Variations that actually make sense
- For deeper flavor, move part of the rest to the fridge.
- For more crispness, start the base without very wet toppings.
- For family portions, weigh dough balls so every pizza bakes consistently.
If Classic Pizza Dough is not perfect on the first run, the cause is usually heat, moisture or topping load, not a mysterious secret trick.
Nutrition & health
Estimated values from the listed ingredients. Brands, exact dough weight, draining and baking loss can change the numbers.
| Value | per serving | per 100 g |
|---|---|---|
| Calories | 977 kcal | 249 kcal |
| Protein | 25.1 g | 6.4 g |
| Carbs | 190.1 g | 48.4 g |
| Fat | 10.5 g | 2.7 g |
| Saturated fat | 1.6 g | 0.4 g |
| Sugar | 0.8 g | 0.2 g |
| Fiber | 6.8 g | 1.7 g |
| Approx. salt | 5.8 g | 1.5 g |
Health notes
- Energy-dense: filling, but not a light everyday portion.
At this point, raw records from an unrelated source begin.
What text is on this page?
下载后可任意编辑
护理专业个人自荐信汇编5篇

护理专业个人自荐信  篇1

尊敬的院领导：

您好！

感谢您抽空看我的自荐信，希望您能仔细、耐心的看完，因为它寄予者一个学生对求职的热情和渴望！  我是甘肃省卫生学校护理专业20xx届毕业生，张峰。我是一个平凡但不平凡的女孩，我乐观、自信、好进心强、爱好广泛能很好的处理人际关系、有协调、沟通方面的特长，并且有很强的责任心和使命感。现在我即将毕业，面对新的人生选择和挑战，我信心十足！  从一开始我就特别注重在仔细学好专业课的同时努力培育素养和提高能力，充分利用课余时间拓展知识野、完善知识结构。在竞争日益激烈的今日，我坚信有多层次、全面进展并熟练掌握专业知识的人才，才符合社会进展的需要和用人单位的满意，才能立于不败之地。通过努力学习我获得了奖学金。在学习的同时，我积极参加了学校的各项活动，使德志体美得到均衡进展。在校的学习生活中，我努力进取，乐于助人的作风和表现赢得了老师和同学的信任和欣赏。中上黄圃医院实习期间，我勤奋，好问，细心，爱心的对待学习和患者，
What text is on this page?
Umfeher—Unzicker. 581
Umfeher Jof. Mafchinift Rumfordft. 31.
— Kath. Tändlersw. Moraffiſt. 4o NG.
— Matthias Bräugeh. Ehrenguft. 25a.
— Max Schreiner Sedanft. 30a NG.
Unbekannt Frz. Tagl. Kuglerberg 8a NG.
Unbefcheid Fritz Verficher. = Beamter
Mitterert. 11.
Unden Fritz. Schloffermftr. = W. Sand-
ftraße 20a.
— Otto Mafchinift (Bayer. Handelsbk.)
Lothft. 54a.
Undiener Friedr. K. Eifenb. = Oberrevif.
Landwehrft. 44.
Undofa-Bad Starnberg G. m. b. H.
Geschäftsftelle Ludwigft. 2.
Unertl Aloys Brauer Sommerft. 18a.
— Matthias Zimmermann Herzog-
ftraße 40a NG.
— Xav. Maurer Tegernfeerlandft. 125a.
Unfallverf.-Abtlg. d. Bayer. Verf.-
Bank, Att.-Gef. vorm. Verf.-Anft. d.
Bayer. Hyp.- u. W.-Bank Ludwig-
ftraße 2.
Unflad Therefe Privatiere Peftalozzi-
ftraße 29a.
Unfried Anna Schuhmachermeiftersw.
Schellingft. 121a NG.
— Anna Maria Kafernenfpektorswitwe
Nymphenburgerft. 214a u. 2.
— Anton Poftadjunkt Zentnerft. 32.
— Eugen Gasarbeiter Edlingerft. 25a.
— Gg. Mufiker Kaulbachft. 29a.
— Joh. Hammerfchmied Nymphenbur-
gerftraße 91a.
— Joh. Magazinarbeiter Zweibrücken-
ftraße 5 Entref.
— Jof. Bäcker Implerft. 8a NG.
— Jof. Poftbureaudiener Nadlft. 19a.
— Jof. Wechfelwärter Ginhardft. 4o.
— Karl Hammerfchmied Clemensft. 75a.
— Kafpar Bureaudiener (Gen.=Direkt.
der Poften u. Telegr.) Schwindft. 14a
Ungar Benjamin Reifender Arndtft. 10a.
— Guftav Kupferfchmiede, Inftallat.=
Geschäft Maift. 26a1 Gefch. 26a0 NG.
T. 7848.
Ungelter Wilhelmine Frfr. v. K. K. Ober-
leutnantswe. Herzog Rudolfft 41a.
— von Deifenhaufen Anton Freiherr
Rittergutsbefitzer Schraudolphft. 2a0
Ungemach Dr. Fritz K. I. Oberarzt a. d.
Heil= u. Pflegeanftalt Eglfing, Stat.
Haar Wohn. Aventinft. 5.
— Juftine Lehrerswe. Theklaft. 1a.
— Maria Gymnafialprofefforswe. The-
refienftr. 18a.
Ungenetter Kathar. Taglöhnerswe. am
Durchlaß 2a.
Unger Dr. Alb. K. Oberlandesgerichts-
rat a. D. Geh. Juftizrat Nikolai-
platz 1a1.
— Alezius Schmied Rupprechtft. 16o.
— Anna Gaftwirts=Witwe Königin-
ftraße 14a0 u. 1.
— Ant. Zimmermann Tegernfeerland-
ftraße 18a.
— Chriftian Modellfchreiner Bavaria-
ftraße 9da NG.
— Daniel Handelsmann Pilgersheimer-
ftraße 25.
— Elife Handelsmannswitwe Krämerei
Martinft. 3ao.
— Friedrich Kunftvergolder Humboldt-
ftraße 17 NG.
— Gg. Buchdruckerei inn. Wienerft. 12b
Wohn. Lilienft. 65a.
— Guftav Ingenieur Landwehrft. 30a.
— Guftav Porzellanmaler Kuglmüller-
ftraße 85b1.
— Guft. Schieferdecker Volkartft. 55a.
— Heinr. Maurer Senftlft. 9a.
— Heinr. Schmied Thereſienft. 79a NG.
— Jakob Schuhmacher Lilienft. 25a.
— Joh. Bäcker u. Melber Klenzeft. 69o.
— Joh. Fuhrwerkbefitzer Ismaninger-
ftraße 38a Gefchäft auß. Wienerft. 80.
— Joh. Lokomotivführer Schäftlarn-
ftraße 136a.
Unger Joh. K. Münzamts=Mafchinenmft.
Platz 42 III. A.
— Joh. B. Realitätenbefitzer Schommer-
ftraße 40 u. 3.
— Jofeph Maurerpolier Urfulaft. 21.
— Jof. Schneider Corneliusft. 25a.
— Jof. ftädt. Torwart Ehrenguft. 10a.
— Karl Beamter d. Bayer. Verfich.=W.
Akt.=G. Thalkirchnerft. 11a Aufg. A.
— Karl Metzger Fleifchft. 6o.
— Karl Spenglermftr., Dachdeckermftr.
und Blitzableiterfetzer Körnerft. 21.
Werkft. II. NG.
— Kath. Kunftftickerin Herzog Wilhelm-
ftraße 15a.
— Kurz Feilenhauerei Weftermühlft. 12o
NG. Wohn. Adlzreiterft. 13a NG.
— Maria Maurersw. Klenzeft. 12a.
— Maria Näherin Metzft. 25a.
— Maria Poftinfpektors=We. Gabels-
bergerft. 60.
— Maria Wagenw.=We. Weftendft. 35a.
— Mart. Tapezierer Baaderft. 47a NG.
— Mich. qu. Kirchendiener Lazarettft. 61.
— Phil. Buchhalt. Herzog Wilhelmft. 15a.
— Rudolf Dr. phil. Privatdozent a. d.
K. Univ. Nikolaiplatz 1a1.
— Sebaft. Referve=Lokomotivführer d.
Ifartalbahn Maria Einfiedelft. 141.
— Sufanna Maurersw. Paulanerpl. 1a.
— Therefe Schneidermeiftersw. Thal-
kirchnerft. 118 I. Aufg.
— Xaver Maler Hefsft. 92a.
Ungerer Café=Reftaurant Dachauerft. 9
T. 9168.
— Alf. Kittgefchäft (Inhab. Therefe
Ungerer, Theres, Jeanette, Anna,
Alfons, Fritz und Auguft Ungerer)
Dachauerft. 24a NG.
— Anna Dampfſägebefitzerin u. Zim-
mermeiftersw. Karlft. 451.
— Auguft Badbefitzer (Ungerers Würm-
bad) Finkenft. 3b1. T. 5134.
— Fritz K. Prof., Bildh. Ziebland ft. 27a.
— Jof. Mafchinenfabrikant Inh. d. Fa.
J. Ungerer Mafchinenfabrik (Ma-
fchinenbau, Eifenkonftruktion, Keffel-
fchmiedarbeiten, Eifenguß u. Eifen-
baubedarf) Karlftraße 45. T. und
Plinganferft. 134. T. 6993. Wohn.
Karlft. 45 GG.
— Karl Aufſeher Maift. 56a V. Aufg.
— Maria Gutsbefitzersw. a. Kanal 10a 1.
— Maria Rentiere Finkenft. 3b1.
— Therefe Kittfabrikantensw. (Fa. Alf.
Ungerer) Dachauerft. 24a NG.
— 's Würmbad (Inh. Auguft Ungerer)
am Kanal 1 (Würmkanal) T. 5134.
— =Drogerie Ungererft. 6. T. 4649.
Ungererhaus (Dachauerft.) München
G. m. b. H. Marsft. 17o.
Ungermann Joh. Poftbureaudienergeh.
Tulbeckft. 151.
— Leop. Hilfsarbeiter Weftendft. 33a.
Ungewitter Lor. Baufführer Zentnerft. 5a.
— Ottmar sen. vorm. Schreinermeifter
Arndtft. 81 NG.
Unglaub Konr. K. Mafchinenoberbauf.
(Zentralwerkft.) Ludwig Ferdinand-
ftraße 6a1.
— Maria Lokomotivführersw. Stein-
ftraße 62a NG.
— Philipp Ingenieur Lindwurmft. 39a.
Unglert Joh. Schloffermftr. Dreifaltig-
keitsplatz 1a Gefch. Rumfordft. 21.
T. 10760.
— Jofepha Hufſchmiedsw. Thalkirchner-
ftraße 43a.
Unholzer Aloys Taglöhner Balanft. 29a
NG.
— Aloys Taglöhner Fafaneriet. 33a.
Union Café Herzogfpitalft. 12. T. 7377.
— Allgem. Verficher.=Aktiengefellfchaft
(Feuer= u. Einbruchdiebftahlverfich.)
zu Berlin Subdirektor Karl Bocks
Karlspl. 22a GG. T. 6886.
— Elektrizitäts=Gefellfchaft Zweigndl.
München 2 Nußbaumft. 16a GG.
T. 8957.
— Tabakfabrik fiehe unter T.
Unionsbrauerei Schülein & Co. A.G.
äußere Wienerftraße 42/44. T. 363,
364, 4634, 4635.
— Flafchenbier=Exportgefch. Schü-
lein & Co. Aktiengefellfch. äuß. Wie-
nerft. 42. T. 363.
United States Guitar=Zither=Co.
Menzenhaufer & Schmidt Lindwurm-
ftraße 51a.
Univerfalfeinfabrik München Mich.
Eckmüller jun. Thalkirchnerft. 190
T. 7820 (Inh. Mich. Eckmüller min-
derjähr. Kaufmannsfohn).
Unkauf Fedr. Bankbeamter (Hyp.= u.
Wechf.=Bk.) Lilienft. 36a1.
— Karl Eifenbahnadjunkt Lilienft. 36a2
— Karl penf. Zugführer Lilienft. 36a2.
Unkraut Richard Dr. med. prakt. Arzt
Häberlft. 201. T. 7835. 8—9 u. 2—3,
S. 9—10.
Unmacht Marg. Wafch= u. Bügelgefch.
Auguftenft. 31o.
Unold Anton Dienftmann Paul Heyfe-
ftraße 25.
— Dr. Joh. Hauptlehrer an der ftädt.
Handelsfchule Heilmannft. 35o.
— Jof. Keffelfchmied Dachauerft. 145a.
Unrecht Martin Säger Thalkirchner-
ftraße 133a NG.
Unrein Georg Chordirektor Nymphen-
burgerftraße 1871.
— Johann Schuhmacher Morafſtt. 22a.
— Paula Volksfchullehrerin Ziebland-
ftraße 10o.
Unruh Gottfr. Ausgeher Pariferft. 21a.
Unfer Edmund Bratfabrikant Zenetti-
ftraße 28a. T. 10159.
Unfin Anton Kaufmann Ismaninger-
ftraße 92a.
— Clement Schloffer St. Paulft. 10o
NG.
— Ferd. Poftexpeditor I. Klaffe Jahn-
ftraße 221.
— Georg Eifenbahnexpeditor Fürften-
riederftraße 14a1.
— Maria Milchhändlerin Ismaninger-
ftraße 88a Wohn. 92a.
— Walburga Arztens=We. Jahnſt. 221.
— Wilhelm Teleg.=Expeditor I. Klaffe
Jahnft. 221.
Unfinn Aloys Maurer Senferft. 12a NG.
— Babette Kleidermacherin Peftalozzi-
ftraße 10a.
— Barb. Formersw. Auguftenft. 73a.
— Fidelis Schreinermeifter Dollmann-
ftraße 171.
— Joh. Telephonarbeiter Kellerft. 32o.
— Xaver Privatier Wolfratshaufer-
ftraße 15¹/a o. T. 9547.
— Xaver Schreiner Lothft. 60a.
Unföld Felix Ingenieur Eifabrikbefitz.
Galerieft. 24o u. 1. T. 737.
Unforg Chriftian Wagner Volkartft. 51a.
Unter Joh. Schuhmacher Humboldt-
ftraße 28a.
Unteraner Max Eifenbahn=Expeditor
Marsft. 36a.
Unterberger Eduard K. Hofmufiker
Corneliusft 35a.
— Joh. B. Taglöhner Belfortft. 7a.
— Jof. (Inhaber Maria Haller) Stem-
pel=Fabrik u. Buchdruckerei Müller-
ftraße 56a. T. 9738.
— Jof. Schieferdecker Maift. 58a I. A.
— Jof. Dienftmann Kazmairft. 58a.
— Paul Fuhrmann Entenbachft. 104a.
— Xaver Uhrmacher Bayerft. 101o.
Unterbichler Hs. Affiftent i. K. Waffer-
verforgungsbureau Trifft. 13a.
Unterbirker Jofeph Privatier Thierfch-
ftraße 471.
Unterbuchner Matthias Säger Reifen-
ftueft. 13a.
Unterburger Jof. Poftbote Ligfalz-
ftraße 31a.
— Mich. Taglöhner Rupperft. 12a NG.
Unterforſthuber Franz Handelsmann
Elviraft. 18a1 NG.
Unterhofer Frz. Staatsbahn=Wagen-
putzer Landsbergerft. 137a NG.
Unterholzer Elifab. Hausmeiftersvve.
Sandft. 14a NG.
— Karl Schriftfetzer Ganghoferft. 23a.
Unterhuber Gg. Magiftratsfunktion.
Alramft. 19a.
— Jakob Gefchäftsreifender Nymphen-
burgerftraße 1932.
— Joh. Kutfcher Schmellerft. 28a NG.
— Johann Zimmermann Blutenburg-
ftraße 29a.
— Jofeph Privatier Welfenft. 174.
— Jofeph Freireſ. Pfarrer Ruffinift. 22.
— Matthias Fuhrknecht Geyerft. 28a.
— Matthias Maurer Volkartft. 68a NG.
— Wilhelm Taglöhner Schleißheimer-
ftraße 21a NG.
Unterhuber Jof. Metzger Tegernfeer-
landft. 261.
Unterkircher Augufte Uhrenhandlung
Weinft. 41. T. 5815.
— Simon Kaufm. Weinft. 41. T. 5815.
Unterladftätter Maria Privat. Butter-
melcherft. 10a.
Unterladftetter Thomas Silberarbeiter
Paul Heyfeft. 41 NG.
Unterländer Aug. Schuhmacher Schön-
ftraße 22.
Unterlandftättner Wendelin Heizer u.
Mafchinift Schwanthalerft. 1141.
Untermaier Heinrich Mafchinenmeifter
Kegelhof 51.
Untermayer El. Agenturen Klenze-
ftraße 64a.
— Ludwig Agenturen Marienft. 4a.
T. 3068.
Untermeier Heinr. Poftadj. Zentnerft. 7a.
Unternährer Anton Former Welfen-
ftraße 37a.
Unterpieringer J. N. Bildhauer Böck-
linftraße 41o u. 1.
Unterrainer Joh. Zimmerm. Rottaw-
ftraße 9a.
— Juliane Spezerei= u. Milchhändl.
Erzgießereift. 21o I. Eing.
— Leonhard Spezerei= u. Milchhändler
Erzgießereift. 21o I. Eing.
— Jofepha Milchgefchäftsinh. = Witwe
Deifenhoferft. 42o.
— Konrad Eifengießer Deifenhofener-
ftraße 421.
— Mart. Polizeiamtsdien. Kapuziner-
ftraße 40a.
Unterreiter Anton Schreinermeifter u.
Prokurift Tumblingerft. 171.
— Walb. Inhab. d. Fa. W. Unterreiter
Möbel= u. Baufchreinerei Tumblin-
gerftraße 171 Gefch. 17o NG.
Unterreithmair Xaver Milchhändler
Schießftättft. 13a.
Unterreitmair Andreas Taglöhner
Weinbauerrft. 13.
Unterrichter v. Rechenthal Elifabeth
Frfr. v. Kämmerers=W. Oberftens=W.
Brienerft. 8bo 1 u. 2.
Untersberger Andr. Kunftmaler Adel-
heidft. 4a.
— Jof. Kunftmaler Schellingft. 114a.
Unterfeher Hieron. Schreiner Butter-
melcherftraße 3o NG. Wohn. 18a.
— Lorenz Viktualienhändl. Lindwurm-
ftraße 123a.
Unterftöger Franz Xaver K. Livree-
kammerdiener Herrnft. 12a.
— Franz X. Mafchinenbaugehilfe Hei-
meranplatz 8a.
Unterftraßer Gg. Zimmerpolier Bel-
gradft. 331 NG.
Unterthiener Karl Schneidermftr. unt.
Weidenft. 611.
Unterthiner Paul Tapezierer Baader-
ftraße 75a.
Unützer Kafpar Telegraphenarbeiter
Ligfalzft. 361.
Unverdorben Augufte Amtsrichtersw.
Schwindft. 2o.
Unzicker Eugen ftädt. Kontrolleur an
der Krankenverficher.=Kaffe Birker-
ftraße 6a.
- High in protein for a pizza, usually from cheese, meat, fish or protein-rich dough.
- High in sodium: with salami, cheese or preserved toppings, avoid adding much extra salt.
- Good fiber level, mainly from seeds, vegetables or alternative doughs.
Allergens & notes
Gluten
Do not treat this as medical or dietary advice. If allergies matter, check ingredients and packaging.
Pro tips for a better result
With Classic Pizza Dough – The Authentic Neapolitan Recipe, balance matters more than volume. Use a fully preheated oven, a hot tray, pizza stone or baking steel, and keep the topping precise rather than overloaded. That keeps the base stable, the rim browned and the texture clean instead of heavy.
- Bake hot and short rather than low and long to protect the base from moisture.
- Drain or pat dry wet ingredients before they go on the pizza.
- Spread sauce and cheese evenly while leaving a small clean rim.
- Let the pizza rest for 1–2 minutes before slicing so the topping stays in place.
Variations and adjustments
You can make the recipe milder, hotter, richer or lighter as long as you control moisture. More cheese does not automatically mean more flavor; balance between sauce, salt, acidity and fresh finishing ingredients usually matters more.
Storage and reheating
Keep leftovers airtight in the fridge and eat them within 1–2 days. Reheat in a hot pan with a lid or in a well-preheated oven. A microwave softens the base, so crisp it briefly in a pan afterwards if needed.